Rane’s sirens were audible in the distance. Like half of the police officers in Finland, he loved running them at every opportunity. The dead don’t exactly run away, but the public didn’t need to know that.

“Forensics went on ahead,” Rane said matter-of-factly as I clambered into the passenger seat of the Saab. “So, body in Vuosaari, drowned, but it sounds like there’s something off about it. Dude about thirty; I think his name was Peltonen. There were about ten people spending the weekend out there at a summerhouse, a choir of some kind, and this morning they found this Peltonen guy in the water.”

“Did someone push him in?”

“Don’t know. We haven’t gotten a whole lot of detail yet.”

“What’s this choir thing about?”

“Some kind of singers, I guess,” he said. Rane swerved so hard onto the East Highway that I lurched and hit my elbow painfully against the door of the patrol car.

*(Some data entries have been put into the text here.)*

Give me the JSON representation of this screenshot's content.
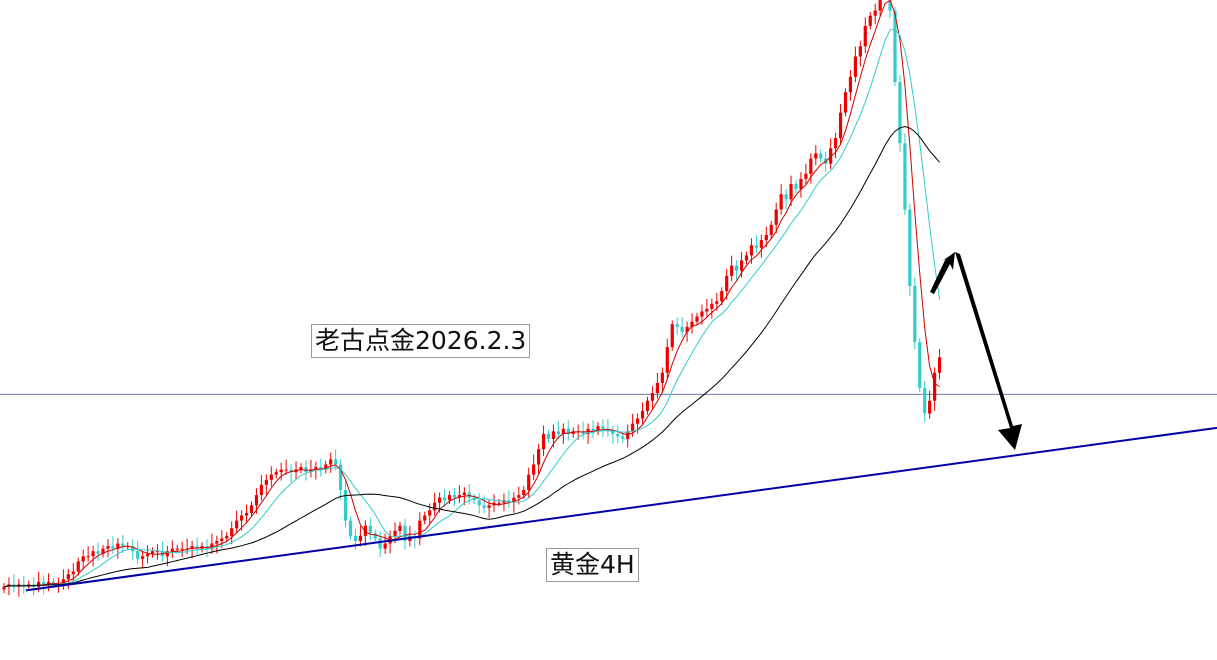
{
  "chart_data": {
    "type": "candlestick",
    "timeframe": "4H",
    "annotations": {
      "title_note": "老古点金2026.2.3",
      "symbol_note": "黄金4H"
    },
    "price_range": [
      0,
      100
    ],
    "closes": [
      2,
      3,
      2,
      3,
      2,
      3,
      2,
      4,
      3,
      4,
      3,
      3,
      5,
      7,
      8,
      12,
      14,
      14,
      16,
      15,
      17,
      18,
      17,
      19,
      18,
      18,
      16,
      13,
      14,
      15,
      16,
      16,
      14,
      16,
      17,
      17,
      17,
      17,
      18,
      17,
      18,
      17,
      19,
      20,
      21,
      22,
      25,
      28,
      30,
      31,
      34,
      38,
      42,
      44,
      46,
      47,
      48,
      48,
      47,
      48,
      49,
      47,
      48,
      49,
      48,
      50,
      52,
      50,
      40,
      28,
      22,
      20,
      22,
      26,
      23,
      21,
      17,
      19,
      22,
      24,
      26,
      20,
      22,
      21,
      28,
      30,
      32,
      35,
      37,
      36,
      38,
      37,
      38,
      39,
      37,
      36,
      34,
      33,
      34,
      35,
      35,
      36,
      35,
      37,
      38,
      40,
      46,
      50,
      56,
      62,
      60,
      63,
      62,
      64,
      62,
      63,
      63,
      62,
      64,
      63,
      65,
      64,
      63,
      62,
      61,
      60,
      63,
      66,
      68,
      71,
      75,
      78,
      82,
      86,
      96,
      105,
      104,
      102,
      104,
      106,
      108,
      110,
      111,
      113,
      114,
      118,
      124,
      128,
      126,
      130,
      132,
      136,
      135,
      138,
      140,
      144,
      150,
      156,
      154,
      160,
      158,
      162,
      164,
      170,
      172,
      170,
      168,
      174,
      178,
      188,
      196,
      202,
      210,
      214,
      222,
      226,
      228,
      238,
      240,
      228,
      200,
      176,
      150,
      120,
      98,
      80,
      70,
      75,
      86,
      92
    ],
    "moving_averages": [
      {
        "period": 5,
        "color": "#cc0000"
      },
      {
        "period": 10,
        "color": "#33cccc"
      },
      {
        "period": 30,
        "color": "#000000"
      }
    ],
    "reference_line_price": 77.5,
    "trendline": {
      "start_index": 2,
      "start_price": 0,
      "end_index": 187,
      "end_price": 49
    },
    "projection_arrows": [
      {
        "direction": "up",
        "color": "#000000"
      },
      {
        "direction": "down",
        "color": "#000000"
      }
    ],
    "colors": {
      "up": "#ee0000",
      "down": "#33cccc",
      "trendline": "#0000aa",
      "reference_line": "#6c7aa6",
      "background": "#ffffff"
    }
  }
}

With a sigh of resignation, I buckled the seatbelt, an obnoxious contraption that
chafed at my neck because it was designed with taller male officers in mind.

“Where’s Kinnunen? And all the others? Weren’t you supposed to have the day off today?”

“The rest of the guys are still tied up with that stabbing from yesterday. And I’ve been trying to get hold of Kinnunen for the last half hour, but you know how Sundays are. He’s probably nursing a hangover on some pub deck.”